Object permanence is a developmental milestone during the sensorimotor stage of infancy. It refers to the understanding that objects do not disappear when out of sight. To grasp object permanence, an infant must form a mental representation of the object, called a schema. This indicates the child is beginning to understand that the world exists beyond their immediate point of view.
Object permanence is one of two things mastered during the sensorimotor phase. This is the first developmental stage proposed by Jean Piaget and occurs between birth and age two. Piaget believed that to understand object permanence, infants use assimilation and accommodation. Not only do they learn new information, but they also figure out how to integrate new things into what they have already learned.
In Piaget's sensorimotor stage, infants use motor skills and senses to learn about and manipulate their environment. As the brain develops, infants develop schemas and can imagine what could happen to an object without having to manipulate it. Object permanence is essential for the next stage of development, the pre-operational stage, where children learn about language and symbolic thought.
Newborns show a lack of object permanence. When an object is removed, the infant stares at the place where it was and believes it has vanished. Between two and six months, infants begin to understand cause and effect and become more interested in manipulating their environment. They explore their bodies, grabbing their feet and staring at their hands. This exploration leads to repetitive actions as they process more about the world around them. All of these actions are precursors to object permanence.
Piaget believed that object permanence develops between six and 12 months. It does not happen suddenly or all at once; learning object permanence is a process. Around six months, an infant starts to look for partially hidden objects because they understand that if they see part of the object, the rest of it is also there. Eventually, they understand that things that are out of sight still exist.

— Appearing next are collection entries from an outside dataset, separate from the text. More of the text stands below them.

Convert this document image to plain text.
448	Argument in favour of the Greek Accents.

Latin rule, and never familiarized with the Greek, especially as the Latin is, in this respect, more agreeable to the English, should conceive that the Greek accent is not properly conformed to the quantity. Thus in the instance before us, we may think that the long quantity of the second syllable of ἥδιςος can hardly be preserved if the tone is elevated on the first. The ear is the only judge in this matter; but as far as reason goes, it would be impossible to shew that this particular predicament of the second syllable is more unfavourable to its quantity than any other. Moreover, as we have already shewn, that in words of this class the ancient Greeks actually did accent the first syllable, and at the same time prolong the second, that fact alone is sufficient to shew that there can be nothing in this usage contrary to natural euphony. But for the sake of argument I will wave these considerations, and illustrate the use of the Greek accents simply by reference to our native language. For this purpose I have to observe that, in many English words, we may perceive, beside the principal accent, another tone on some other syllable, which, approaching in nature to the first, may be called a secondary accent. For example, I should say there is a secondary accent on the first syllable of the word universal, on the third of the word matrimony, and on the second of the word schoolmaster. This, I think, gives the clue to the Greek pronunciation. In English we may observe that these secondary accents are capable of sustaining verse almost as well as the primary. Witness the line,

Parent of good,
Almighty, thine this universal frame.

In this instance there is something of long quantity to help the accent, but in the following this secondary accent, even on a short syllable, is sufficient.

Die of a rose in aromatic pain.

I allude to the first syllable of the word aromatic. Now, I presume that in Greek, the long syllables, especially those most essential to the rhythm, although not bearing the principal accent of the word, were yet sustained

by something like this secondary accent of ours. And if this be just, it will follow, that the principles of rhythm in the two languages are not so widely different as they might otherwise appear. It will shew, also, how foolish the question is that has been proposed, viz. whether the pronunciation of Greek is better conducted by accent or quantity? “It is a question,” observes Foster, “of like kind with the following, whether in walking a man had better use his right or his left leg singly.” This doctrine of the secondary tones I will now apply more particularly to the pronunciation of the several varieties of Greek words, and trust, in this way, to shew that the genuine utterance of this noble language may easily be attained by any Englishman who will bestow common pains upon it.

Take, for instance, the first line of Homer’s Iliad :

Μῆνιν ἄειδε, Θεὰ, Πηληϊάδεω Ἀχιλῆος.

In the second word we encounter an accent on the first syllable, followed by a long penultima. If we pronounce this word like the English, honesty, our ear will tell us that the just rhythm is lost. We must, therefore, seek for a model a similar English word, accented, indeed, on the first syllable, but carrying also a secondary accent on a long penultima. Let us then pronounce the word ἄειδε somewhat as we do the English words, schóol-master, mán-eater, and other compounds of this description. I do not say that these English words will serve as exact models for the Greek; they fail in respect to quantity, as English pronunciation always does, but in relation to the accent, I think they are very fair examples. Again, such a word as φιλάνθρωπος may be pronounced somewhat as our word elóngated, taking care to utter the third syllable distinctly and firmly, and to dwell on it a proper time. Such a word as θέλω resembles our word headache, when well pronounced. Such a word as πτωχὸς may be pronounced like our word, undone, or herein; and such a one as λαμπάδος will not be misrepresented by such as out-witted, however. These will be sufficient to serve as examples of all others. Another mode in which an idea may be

Object permanence and memory advance significantly between ages one and two. By one, the child can find an object after it has been moved several times and understands how to track things. Object permanence is completely established between 18 months and two years when the child can look for an object by anticipating where it might be without witnessing its relocation.
To develop his theory of object permanence, Piaget did an experiment called the blanket and ball study. While the child watched, Piaget placed a toy under a blanket, then observed whether or not the child looked for the toy. If so, it indicated that the child understood object permanence because they knew the toy was still there, even though they could not see it. Through this research, Piaget concluded that object permanence appears at around eight months.
There have been criticisms of Piaget's work. He did not report how he selected the participants for his studies or how many children were involved. The idea of stages has also fallen out of favor as it fails to account for behavior and individual differences. For example, during the ball and blanket study of object permanence, the child may have been distracted or lacked the physical ability to retrieve the object, whether or not they understood that it was still there.
Other studies show that object permanence may appear much earlier than Piaget speculated. One study indicated that infants as young as five months understand object permanence. This study did not depend on the infant manually searching for an object. Instead, it used a visual means of testing to assess object permanence without requiring the infant to move something to uncover the item.
Some games can help teach object permanence. Leaving the room and reliably returning demonstrates that, even when parents are out of sight, they will always come back. Peek-a-boo or toys like a jack-in-the-box work well, as does recreating Piaget's experiment by hiding a toy under a blanket and asking the child to find it.
Object permanence plays a role in separation anxiety. Around the same age, babies begin to understand that their parents are specific people and that, even though they can't see them all the time, the parents still exist. Because infants do not have an understanding of time, they do not know when or if the parent will return.